The SMB market will be its first area of focus with its fault-tolerant servers. Hertzler said NEC’s 320F fault-tolerant server starts at $17,000, far cheaper than other fault-tolerant servers, such as HP’s NonStop servers, which start around $500,000 and above.

“Providing the fault-tolerant market into SMB is where we see ourselves,” he said. “The Fortune 2000 is a tough one because they are well-entrenched with IBM and HP. Not that we will ignore them, but for our market, we are looking more at the volume play and focusing on companies with blades as our flagship products.”

A fault tolerant server is akin to a RAID storage system, but offers redundancy the whole system, not just disks. It’s essentially built around two servers in one box — a primary and a secondary — that operate in tandem, with the secondary doing everything the primary is doing. If anything happens to the primary, the secondary takes over immediately and there is no interruption of service.

Hertzler thinks that will make for a good virtualization story.

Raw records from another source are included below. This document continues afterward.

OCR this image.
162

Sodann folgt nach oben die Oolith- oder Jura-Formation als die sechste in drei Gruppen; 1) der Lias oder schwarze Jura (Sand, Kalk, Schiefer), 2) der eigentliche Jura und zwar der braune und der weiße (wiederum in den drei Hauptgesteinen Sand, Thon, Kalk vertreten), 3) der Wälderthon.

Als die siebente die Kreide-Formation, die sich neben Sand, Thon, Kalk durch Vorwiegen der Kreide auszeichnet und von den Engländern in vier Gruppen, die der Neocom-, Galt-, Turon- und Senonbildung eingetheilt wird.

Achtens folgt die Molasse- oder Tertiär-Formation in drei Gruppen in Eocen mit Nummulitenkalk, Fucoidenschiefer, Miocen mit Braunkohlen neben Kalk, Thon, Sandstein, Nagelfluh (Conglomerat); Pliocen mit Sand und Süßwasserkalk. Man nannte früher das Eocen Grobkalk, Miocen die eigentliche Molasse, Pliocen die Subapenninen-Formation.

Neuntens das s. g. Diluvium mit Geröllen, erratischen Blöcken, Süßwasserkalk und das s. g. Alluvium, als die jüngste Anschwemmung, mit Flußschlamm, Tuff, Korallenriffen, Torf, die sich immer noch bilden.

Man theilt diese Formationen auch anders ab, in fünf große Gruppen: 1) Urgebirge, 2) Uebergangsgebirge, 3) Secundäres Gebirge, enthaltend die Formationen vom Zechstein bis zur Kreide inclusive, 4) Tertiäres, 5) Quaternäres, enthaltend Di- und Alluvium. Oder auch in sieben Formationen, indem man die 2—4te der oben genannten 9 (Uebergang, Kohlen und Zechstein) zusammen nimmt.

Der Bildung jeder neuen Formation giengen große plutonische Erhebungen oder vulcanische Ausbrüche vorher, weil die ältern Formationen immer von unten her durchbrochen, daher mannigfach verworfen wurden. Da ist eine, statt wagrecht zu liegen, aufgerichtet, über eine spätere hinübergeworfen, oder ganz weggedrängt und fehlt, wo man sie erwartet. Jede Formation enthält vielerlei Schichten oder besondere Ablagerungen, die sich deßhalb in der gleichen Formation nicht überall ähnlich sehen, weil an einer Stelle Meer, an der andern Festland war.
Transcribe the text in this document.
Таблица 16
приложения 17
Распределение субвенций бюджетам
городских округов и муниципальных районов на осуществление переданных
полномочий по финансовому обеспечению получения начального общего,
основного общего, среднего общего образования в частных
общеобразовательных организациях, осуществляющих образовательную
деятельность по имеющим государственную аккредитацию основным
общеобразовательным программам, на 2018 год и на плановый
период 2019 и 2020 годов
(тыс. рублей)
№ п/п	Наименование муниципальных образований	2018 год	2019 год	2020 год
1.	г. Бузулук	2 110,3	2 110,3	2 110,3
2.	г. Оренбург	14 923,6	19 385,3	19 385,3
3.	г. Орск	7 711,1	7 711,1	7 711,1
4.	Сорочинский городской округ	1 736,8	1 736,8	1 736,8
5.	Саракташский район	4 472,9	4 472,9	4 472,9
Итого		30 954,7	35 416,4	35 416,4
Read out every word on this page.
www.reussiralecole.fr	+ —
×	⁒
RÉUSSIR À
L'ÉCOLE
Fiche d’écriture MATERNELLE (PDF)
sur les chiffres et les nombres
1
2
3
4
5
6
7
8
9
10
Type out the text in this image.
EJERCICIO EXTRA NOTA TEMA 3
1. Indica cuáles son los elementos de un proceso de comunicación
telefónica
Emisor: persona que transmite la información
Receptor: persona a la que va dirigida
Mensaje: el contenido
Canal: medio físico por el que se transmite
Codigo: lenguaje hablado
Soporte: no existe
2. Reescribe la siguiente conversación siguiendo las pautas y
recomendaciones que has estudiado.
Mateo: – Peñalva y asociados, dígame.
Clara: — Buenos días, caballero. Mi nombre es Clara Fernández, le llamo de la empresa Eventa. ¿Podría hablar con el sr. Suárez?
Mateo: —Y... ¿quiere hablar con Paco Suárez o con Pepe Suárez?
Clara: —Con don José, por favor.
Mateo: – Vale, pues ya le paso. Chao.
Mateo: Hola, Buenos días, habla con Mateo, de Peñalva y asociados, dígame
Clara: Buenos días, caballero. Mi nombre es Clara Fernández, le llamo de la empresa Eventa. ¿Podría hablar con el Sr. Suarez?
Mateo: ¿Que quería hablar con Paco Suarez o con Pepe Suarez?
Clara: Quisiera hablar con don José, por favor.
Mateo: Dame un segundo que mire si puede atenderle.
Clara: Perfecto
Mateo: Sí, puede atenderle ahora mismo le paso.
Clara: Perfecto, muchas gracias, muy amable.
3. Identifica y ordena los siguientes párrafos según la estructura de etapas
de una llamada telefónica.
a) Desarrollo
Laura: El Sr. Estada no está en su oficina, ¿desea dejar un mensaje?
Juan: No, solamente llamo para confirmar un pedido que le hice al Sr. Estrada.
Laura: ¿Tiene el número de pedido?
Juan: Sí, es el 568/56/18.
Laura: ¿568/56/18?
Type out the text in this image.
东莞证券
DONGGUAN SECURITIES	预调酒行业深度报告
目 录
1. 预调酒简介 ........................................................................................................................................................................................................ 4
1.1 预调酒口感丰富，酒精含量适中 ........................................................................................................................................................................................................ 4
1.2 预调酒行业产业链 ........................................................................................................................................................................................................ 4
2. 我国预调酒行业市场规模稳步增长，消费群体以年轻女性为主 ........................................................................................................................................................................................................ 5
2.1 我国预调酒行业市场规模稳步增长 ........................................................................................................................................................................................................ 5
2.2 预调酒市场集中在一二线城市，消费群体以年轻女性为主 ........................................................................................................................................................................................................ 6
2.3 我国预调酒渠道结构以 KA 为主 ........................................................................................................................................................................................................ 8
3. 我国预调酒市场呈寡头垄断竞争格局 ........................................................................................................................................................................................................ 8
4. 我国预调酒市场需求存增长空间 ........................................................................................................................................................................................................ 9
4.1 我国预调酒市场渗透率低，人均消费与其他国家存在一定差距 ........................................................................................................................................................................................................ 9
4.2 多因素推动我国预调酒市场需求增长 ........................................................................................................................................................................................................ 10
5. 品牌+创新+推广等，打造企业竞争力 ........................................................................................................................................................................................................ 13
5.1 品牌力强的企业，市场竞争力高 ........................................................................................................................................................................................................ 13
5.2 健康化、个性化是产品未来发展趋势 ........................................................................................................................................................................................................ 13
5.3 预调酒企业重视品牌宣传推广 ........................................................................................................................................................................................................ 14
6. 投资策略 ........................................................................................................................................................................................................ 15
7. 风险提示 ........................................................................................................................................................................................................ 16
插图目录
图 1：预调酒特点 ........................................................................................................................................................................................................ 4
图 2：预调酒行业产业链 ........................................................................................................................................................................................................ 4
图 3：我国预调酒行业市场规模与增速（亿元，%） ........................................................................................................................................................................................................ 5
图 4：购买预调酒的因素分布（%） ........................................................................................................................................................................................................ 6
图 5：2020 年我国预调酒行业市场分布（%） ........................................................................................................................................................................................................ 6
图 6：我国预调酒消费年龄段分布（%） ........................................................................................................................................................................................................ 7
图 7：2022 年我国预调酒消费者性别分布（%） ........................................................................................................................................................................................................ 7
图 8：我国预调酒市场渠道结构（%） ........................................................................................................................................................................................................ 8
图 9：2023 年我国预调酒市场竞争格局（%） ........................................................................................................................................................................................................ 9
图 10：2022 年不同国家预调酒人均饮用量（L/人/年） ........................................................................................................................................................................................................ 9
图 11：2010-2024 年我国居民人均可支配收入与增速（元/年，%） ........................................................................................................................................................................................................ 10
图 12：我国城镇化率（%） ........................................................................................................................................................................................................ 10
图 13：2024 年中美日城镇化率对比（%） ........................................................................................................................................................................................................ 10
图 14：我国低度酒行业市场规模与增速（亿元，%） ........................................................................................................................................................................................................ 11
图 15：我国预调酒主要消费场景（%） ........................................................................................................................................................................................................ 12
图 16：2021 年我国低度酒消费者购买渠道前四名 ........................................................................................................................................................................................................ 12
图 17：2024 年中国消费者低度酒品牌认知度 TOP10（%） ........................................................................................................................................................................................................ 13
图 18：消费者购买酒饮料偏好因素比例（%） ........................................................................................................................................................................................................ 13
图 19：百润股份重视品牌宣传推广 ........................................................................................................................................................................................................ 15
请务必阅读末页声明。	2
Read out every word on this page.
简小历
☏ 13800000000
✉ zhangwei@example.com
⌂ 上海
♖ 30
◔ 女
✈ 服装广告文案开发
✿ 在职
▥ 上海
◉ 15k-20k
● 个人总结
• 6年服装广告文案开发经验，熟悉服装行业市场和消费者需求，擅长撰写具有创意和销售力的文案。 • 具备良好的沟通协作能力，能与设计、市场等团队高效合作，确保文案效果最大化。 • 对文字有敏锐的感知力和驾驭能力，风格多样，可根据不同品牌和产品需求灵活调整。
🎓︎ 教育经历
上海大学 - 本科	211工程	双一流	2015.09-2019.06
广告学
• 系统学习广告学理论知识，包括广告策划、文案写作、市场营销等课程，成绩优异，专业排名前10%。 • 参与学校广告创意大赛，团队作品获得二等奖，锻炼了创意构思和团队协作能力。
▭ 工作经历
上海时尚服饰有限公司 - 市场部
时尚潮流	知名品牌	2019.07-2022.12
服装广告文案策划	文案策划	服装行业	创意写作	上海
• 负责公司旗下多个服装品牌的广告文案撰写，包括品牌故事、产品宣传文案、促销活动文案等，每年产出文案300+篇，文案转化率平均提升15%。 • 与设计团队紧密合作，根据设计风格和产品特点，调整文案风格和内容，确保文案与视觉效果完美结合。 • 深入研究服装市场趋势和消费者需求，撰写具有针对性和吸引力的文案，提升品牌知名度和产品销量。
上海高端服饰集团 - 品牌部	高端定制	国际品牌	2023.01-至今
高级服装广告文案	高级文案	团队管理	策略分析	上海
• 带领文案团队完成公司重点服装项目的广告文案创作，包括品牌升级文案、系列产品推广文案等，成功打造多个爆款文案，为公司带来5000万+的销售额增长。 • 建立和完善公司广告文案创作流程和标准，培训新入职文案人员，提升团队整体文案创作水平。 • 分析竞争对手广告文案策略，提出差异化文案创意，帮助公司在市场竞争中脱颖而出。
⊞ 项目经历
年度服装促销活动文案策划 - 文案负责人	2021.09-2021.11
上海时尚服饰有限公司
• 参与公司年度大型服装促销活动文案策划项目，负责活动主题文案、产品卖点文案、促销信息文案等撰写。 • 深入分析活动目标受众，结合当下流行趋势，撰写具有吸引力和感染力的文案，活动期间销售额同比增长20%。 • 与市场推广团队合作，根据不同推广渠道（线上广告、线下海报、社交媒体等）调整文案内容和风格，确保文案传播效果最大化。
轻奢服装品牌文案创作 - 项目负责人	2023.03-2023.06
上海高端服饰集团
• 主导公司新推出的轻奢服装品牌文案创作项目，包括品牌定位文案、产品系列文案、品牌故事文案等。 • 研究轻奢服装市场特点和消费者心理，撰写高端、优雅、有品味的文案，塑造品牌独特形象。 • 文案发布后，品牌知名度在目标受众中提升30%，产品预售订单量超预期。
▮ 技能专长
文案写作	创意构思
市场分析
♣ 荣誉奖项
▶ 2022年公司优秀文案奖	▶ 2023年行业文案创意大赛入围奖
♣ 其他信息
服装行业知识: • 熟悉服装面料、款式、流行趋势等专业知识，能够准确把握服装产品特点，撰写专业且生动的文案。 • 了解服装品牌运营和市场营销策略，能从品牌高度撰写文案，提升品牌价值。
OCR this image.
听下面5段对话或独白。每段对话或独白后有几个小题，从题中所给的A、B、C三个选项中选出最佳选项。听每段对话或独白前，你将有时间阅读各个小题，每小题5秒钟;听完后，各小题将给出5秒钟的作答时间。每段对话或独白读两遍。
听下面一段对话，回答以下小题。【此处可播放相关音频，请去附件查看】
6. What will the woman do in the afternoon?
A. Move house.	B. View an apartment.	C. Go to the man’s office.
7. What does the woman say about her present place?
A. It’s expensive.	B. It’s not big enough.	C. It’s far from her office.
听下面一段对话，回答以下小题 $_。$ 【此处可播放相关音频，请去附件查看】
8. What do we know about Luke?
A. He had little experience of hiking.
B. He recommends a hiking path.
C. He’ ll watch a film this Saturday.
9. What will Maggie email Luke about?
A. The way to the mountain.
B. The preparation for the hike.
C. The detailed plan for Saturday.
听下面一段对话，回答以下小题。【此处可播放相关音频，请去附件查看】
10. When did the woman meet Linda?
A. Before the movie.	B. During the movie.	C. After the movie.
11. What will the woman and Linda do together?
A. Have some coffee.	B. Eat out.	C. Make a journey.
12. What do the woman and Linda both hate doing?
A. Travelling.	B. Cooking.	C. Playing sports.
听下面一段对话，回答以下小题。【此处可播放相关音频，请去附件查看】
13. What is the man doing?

“Fault tolerance for virtualization had been a niche product but it is coming into the datacenter because people are saying, ‘Maybe our apps should not run on this, because it’s one thing if one app fails, but if eight fail, that’s a different story’,” he said. “And there’s nothing in software to protect against certain hardware faults, there is no way to [migrate] those apps off in time if a piece of hardware fails.”

Forrester’s Staten said that if NEC can demonstrate fault tolerance on par with Unisys and HP’s NonStop systems, it has a story to tell.

But he added that the feature is not a must-have for virtualized systems.

“For most people, their virtualized workloads are not mission-critical,” he said. “They are business-critical or non-critical, and in most cases, a fast restart is sufficient — and they get that today.”

New NEC servers

In addition to pushing fault-tolerant servers for virtualization, NEC has two new servers — blades and rack mount. The NEC Express5800/i120Ra-e1 server is a low-power 1U rack mount system designed to reduce power consumption by half from a typical rack, operating at 330 watts, compared to the 680 watts in a typical server, according to NEC. The i120 runs two low-power Xeon servers, with room for 3.5-inch Serial Attached SCSI and Serial ATA disk drives with optional RAID 5 capability.

The NEC Express5800/140Ba-10 blade is a four-socket blade for its SigmaBlade chassis. With 16 DIMM memory sockets, it can hold up to 64GB memory and NEC plans to release 8GB memory DIMMs in the future, which will allow for 128GB of memory in these blades.

Both servers are due in October. Pricing will be announced then.